Of course such stories are as useful on the right side as on the wrong side; and it might even be a difficult point of casuistry as to whether a practitioner at his wits' end would not be justified in inventing a fictitious Mrs. Smith who lived in the neighbourhood and suffered precisely in the same way as the Mrs. Jenkins under question, and found complete relief from the remedies which Mrs. Jenkins is averse to using.

For example, Mrs. Baring suffered from holes in the legs, poor soul, for which a cure could never be found. She was inclining to use the quack cures that often kill, but luckily Miss Rickett happened to call upon her.

"Miss Rickett's been here," she said. "She was dreadfly worried to see how bad I was--dreadfly. But she says to me, 'Whatever you do, Mrs. Baring,' she says, 'don't you go and heal them up by the advertisement. I had a lady friend once,' she says, 'as suffered from oles in the legs just like yours. She ealed em up with the advertisement and it flew up the body. She was dead in a fortnight.'"

One could leave Mrs. Baring with a free and happy heart, knowing that at least the advertisement would not be responsible for her death.

But the originality of theory leads often to an equal originality of description, which at times is a real solace.

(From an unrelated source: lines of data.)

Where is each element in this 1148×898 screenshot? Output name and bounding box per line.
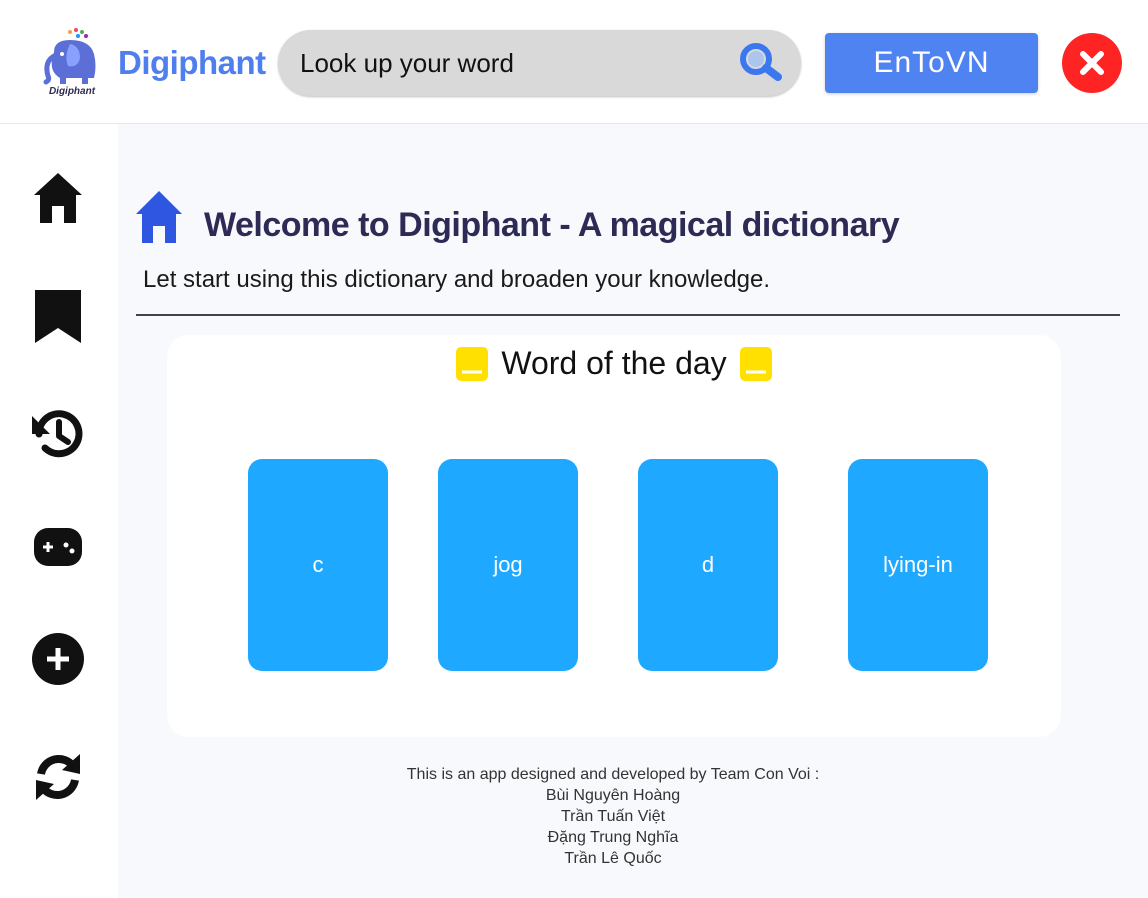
close-icon [1080,51,1104,75]
main-content: Welcome to Digiphant - A magical diction… [118,124,1148,898]
search-bar [278,30,801,96]
brand-name: Digiphant [118,44,266,81]
sidebar-item-sync[interactable] [28,747,88,807]
header: Digiphant Digiphant EnToVN [0,0,1148,124]
footer-credits: This is an app designed and developed by… [118,764,1108,869]
sidebar-item-bookmark[interactable] [28,286,88,346]
close-button[interactable] [1062,33,1122,93]
gamepad-icon [34,528,82,566]
sidebar [0,124,118,898]
page-title: Welcome to Digiphant - A magical diction… [204,206,900,244]
word-tile[interactable]: jog [438,459,578,671]
home-icon [34,173,82,223]
search-input[interactable] [300,30,730,96]
word-tile[interactable]: d [638,459,778,671]
footer-member: Bùi Nguyên Hoàng [545,787,681,804]
sidebar-item-add[interactable] [28,629,88,689]
app-root: Digiphant Digiphant EnToVN [0,0,1148,898]
sidebar-item-game[interactable] [28,516,88,576]
footer-member: Trần Tuấn Việt [560,808,666,825]
book-icon [739,346,772,381]
sidebar-item-history[interactable] [28,404,88,464]
search-icon[interactable] [736,42,784,82]
sync-icon [36,754,80,800]
add-icon [32,633,84,685]
page-subtitle: Let start using this dictionary and broa… [143,266,771,293]
word-of-the-day-card: Word of the day c jog d lying-in [167,335,1061,737]
bookmark-icon [35,290,81,343]
history-icon [32,410,83,458]
word-tile[interactable]: lying-in [848,459,988,671]
logo-text: Digiphant [49,86,96,97]
language-toggle-button[interactable]: EnToVN [825,33,1038,93]
footer-intro: This is an app designed and developed by… [406,766,820,783]
word-of-the-day-title: Word of the day [501,345,727,381]
divider [136,314,1120,316]
word-tile[interactable]: c [248,459,388,671]
footer-member: Đặng Trung Nghĩa [547,829,679,846]
home-icon [136,191,182,243]
footer-member: Trần Lê Quốc [564,850,662,867]
word-of-the-day-header: Word of the day [167,345,1061,382]
elephant-logo-icon[interactable]: Digiphant [40,26,104,98]
sidebar-item-home[interactable] [28,168,88,228]
book-icon [456,346,489,381]
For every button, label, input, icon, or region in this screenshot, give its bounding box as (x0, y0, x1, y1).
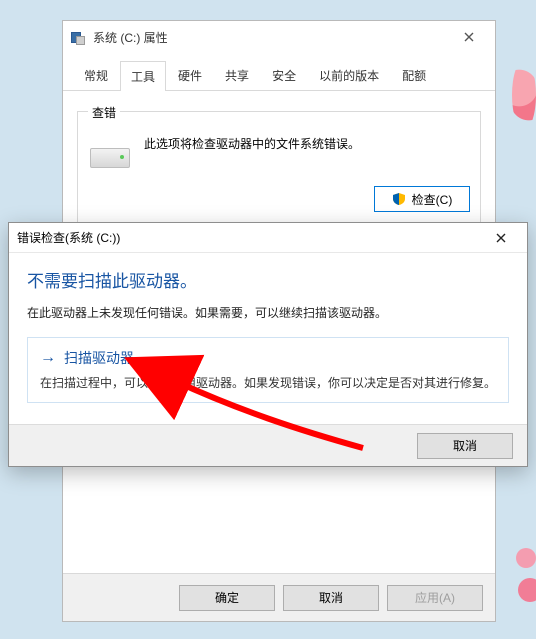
uac-shield-icon (392, 192, 406, 206)
modal-title: 错误检查(系统 (C:)) (17, 229, 483, 246)
tab-tools[interactable]: 工具 (120, 61, 166, 91)
modal-titlebar: 错误检查(系统 (C:)) (9, 223, 527, 253)
tab-hardware[interactable]: 硬件 (167, 60, 213, 90)
tools-tabpanel: 查错 此选项将检查驱动器中的文件系统错误。 检查(C) (63, 91, 495, 241)
check-button-label: 检查(C) (412, 191, 453, 208)
close-icon (464, 32, 474, 42)
tabstrip: 常规 工具 硬件 共享 安全 以前的版本 配额 (63, 53, 495, 91)
scan-option-title: 扫描驱动器 (64, 348, 134, 368)
tab-previous-versions[interactable]: 以前的版本 (308, 60, 390, 90)
error-checking-groupbox: 查错 此选项将检查驱动器中的文件系统错误。 检查(C) (77, 111, 481, 227)
arrow-right-icon: → (40, 350, 56, 366)
modal-cancel-button[interactable]: 取消 (417, 433, 513, 459)
modal-close-button[interactable] (483, 225, 519, 251)
propswin-close-button[interactable] (449, 23, 489, 51)
apply-button[interactable]: 应用(A) (387, 585, 483, 611)
cancel-button[interactable]: 取消 (283, 585, 379, 611)
error-check-modal: 错误检查(系统 (C:)) 不需要扫描此驱动器。 在此驱动器上未发现任何错误。如… (8, 222, 528, 467)
ok-button-label: 确定 (215, 589, 239, 606)
scan-option[interactable]: → 扫描驱动器 在扫描过程中，可以继续使用驱动器。如果发现错误，你可以决定是否对… (27, 337, 509, 403)
propswin-titlebar: 系统 (C:) 属性 (63, 21, 495, 53)
tab-sharing[interactable]: 共享 (214, 60, 260, 90)
tab-quota[interactable]: 配额 (391, 60, 437, 90)
propswin-title: 系统 (C:) 属性 (93, 29, 449, 46)
apply-button-label: 应用(A) (415, 589, 455, 606)
ok-button[interactable]: 确定 (179, 585, 275, 611)
decor-flower-1 (512, 60, 536, 130)
error-checking-description: 此选项将检查驱动器中的文件系统错误。 (144, 134, 470, 154)
propswin-footer: 确定 取消 应用(A) (63, 573, 495, 621)
tab-general[interactable]: 常规 (73, 60, 119, 90)
check-button[interactable]: 检查(C) (374, 186, 470, 212)
close-icon (496, 233, 506, 243)
modal-cancel-label: 取消 (453, 437, 477, 454)
error-checking-group-title: 查错 (88, 104, 120, 121)
modal-description: 在此驱动器上未发现任何错误。如果需要，可以继续扫描该驱动器。 (27, 304, 509, 321)
tab-security[interactable]: 安全 (261, 60, 307, 90)
drive-properties-icon (69, 29, 85, 45)
modal-heading: 不需要扫描此驱动器。 (27, 267, 509, 292)
modal-footer: 取消 (9, 424, 527, 466)
hard-drive-icon (88, 138, 130, 174)
decor-flower-2 (510, 540, 536, 620)
modal-body: 不需要扫描此驱动器。 在此驱动器上未发现任何错误。如果需要，可以继续扫描该驱动器… (9, 253, 527, 409)
cancel-button-label: 取消 (319, 589, 343, 606)
scan-option-description: 在扫描过程中，可以继续使用驱动器。如果发现错误，你可以决定是否对其进行修复。 (40, 374, 496, 392)
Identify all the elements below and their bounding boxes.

The following is a good instance:

"I have never been well not for long together. I have a sinking feeling as though it seems at times as if i was a losing my self; the dockters say that it is weekness, but I don't know what it is, and my head, it seems as though it open and shut. But I think it is getting better; when I go to work I seem better, but it makes me bad. I often wonder weather I shall see you any more."

There is one great and stock consolation which is administered wholesale. Wherein its comfort lies is not so easy to say. But doctors seem to have learnt its use. Patients come back beaming with relief and say, "He told me I needn't be frightened for it (swelled face, pain, sores, cough, anything) was only the constitootion."

And how can one wish to destroy such a merciful and innocent allayer of anxiety?